Nathan Lee glanced at Izzy, and he looked suspicious, even cynical. He didn’t believe in messiah claptrap. Ben didn’t speak for a full minute. Nathan Lee didn’t prod him. He was willing to let the story go at that. He didn’t believe either.
Then Ben resumed. “I went off through the land. I thought I would never have to go back to Jerusalem again. But the land shrank. My path circled. I don’t know how it happened. My eyes were wide open. I had command of my feet. But one day I found myself there again. And this time they gave me my own tree.”
He finished matter of factly, and stood up. He moved around the fire to go inside.
“Was it the way you thought it would be?” Nathan Lee asked him. Clarity. Peace. God.

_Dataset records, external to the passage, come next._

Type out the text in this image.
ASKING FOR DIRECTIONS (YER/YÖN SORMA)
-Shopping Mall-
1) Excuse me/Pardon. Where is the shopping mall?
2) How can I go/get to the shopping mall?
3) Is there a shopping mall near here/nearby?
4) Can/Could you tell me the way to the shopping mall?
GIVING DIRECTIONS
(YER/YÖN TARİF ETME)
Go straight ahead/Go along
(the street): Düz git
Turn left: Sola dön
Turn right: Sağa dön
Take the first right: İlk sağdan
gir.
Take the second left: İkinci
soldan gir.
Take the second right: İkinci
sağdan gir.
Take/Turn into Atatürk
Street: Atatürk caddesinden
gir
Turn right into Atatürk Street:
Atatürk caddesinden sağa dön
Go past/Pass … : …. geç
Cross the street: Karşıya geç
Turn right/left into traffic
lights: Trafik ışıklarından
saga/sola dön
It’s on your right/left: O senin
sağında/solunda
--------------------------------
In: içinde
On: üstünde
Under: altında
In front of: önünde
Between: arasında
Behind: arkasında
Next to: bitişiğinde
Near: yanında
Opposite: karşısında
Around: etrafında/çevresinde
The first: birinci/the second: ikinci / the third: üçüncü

“No. None of it,” Ben said. “I looked out from up there, and the world is so beautiful.” He looked at Nathan Lee through the flames. “I never wanted to leave.”
28
Revelation
OCTOBER
An afternoon squall rose up from the valley and lashed the mesa, a storm made for lovers. The rain drove the birds to roost, and people fled the streets. Lightning snaked, thunder rolled. Hail rattled against her bedroom window.
Nathan Lee and Miranda barely noticed. They hardly surfaced from her house anymore, so it seemed. Alpha Lab was mostly just as an interlude, a place to catch their breath. Then they would find themselves here all over again.
Riding him, she seemed to be looking down from a great height. He kept reaching for her. She ground at him. She pinned him in place. He raised her high.
The storm kept pace with them. They finished together, the rain and them. Soon the low sun came out and cast colors across the far range.
Night took its time. They rested in each other’s arms and watched out her window, softly talking, as much to breathe their scents as trade thoughts. On the sea, he had discovered, sunset was like a light switch, on then off. But here in the mountains the light tarried. The colors seeped like cold honey.
Beneath the quilt, their hands traveled from here to there with no urgency or end, mem
orizing the landmarks on their own, the shape of a hip, the places with hair, the grooves and mounds. Their fingers traced miles along their spines. They had run off with each other. The forbidden country was theirs to own.
Neither had time for this. They had talked about it. They had higher priorities. They were ten years apart in age. He was too old for her by a lifetime. She was barely twenty, practically jailbait. Each was a loner. It was a temporary arrangement, they assured each other. I will leave you, they warned. For now it seemed they could go on forever.
Finally it was dark, night proper. Stars came out. They ebbed into sleep, warm against each other.
Her phone woke them. Miranda reached for it. “Yes,” she said. “Yeah, he’s here, too.” Still listening, she mouthed, “The Captain.”
“He did what?” she finally asked. “But that’s crazy. Don’t we feed them enough?”
Them, thought Nathan Lee. Something had happened to the clones. He recalled their escape talk. One of them must have gone for the wall. Which one would it be, Ben again?
Miranda glanced at her clock. “That’s that, then,” she said to the Captain. “We knew it would happen eventually. What’s to say, so what? No one will take it seriously.” The Captain went on. She sat up and bent over the phone, her long back bare. “Is this some kind of joke?” she said. “How could that happen?”
The Captain’s voice went on.
“Never mind,” Miranda snapped, “we’re on our way.”
She hung up. “You’ll love this,” she said, standing to dress. “One of our lost boys decided he’s the savior.” She threw Nathan Lee his shirt. “The word’s out. We’ve got Jesus Christ in a cage in our basement.”
“HERE WE GO,” Nathan Lee said as he and Miranda approached Alpha Lab.